Пустил. А под пальто на ней ничего нет, только халат легкий, распахнутый. Я обомлел.
— С ума сошла? Заболеешь ведь.
— Не заболею, — шепчет. — Ты согреешь.
С тех пор и ходила. Через день, через два, а когда и каждую ночь. Сын ее объявился, приехал на выходные, она три дня не приходила, я места себе не находил. А в воскресенье вечером слышу — скрип калитки. Выглянул в окно — идет, озирается, в темноту нырнула к моему крыльцу.
Вбежала, отдышаться не может.
— Уехал, — говорит. — Слава тебе господи.
Сбросила пальто, а под ним платье новое, ситцевое, в мелкий цветочек, и туфли на каблуке, смешные такие, деревенские, на выход.
— Куда нарядилась? — спрашиваю.
— Для тебя, — краснеет. — Думала, в город поедем, погуляем. А нельзя, увидят.
Я обнял ее, прижал. Она мелкая, теплая, пахнет мылом и еще чем-то сладким.
— А давай, — говорю, — в субботу в город махнем. Номер сниму, погуляем, никто не увидит.
Она глаза подняла, смотрит недоверчиво.
— Правда?
— Правда.
Она заплакала тихо, уткнулась мне в грудь. Плачет и смеется.
— Дура я старая, — шепчет. — Влюбилась, как девчонка.
А я глажу ее по спине, целую в макушку и думаю — вот ведь жизнь. Искал молодых, красивых, а нашел счастье у соседки, в деревне, в бабе пятидесятилетней с пирожками и синими глазами.
В субботу поехали. Номер снял приличный, в центре, ресторан заказал. Она надела платье свое лучшее, туфли новые, которые специально купила, волосы распустила, уложила. Я смотрел и не узнавал — красивая, статная, глаза сияют, губы красные, грудь высокая.

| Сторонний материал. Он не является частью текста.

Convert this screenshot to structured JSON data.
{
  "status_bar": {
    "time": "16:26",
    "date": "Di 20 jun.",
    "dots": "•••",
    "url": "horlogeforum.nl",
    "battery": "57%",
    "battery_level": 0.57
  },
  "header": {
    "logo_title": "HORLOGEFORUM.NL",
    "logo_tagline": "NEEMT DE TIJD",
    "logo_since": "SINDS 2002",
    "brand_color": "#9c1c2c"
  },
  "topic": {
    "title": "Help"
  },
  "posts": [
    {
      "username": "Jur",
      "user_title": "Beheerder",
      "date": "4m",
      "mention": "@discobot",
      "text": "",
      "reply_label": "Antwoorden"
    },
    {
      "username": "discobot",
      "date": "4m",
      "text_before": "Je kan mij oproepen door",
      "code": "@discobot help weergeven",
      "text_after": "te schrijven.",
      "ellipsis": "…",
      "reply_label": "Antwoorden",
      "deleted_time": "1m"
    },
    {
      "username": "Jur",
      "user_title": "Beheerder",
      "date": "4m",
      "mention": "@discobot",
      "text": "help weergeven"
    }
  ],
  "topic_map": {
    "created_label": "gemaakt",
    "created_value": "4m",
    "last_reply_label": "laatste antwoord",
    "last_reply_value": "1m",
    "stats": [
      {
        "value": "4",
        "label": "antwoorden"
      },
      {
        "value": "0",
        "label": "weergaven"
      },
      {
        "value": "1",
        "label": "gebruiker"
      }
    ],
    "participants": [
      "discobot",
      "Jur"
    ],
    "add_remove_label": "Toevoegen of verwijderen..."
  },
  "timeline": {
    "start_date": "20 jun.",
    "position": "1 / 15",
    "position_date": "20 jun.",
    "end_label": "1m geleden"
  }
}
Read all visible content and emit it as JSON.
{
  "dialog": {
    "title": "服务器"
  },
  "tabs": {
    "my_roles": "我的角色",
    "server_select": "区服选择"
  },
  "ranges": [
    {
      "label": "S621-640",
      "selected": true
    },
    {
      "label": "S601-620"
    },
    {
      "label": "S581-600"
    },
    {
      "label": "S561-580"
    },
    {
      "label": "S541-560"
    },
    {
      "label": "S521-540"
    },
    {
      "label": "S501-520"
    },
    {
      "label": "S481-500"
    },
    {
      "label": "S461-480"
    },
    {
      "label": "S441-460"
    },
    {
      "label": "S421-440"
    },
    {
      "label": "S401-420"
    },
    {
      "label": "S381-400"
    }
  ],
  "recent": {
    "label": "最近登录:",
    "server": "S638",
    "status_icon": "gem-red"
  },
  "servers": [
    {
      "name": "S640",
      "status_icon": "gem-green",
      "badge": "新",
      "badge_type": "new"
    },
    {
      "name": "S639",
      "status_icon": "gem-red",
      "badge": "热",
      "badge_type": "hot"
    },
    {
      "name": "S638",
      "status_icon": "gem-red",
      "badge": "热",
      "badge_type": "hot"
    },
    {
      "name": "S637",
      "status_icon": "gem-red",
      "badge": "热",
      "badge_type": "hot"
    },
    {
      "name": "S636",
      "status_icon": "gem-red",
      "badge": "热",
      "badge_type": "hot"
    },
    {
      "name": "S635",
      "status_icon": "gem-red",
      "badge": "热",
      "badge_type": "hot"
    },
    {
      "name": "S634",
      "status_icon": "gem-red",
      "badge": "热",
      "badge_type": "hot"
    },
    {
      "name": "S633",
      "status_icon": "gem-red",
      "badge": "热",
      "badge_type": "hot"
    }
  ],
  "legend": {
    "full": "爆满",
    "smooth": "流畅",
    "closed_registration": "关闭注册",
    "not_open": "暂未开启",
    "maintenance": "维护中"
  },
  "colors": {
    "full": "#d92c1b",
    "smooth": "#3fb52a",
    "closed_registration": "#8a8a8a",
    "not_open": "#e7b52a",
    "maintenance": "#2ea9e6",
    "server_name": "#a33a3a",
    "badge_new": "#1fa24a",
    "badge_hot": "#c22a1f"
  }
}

В ресторане мужики оглядывались, она смущалась, а я гордился. Потом в номер пришли. Там уже не стеснялась, не боялась, что соседи услышат. Кричала так, что стены дрожали. А утром завтрак в постель, она сидит, чай пьет, на меня смотрит и улыбается.
— Миш, — говорит. — А может, переедешь ко мне? Зачем два дома топить?
Я поперхнулся чаем.
— А люди что скажут?
— А плевать, — говорит. — Я свое отстрадала, теперь хочу счастья.
Сижу, молчу, думаю. А она ждет, глазами синими смотрит, и в них надежда такая, что отказать — убить.
— Подумать надо, — говорю.
Кивнула, отвела глаза. Допили чай молча, собрались, поехали обратно. В машине молчала, в окно смотрела.
Дома я думал три дня. А на четвертый сам пришел к ней. Она во дворе белье вешала, увидела меня, замерла, ждет.
Подошел, обнял, поцеловал.
— Собираю вещи, — говорю. — Завтра переезжаю.
Она заплакала, уткнулась лицом в мою грудь, плечи трясутся. А потом подняла голову, глаза мокрые, счастливые, и шепчет:
— Я тебя, Мишенька, так люблю, что и сказать нельзя.
Вот так и живем теперь. Она мне пирожки печет, я ей баню топлю. Сын ее приезжал, смотрел косо сначала, а потом ничего, привык. Соседи судачат, конечно, но нам плевать.
А ночью она все так же прижимается ко мне, гладит грудь и шепчет:
— Спасибо, Миша, что старуху приголубил.
А я целую ее в седую прядь и молчу. Потому что не старуха она вовсе. Самая лучшая баба на свете.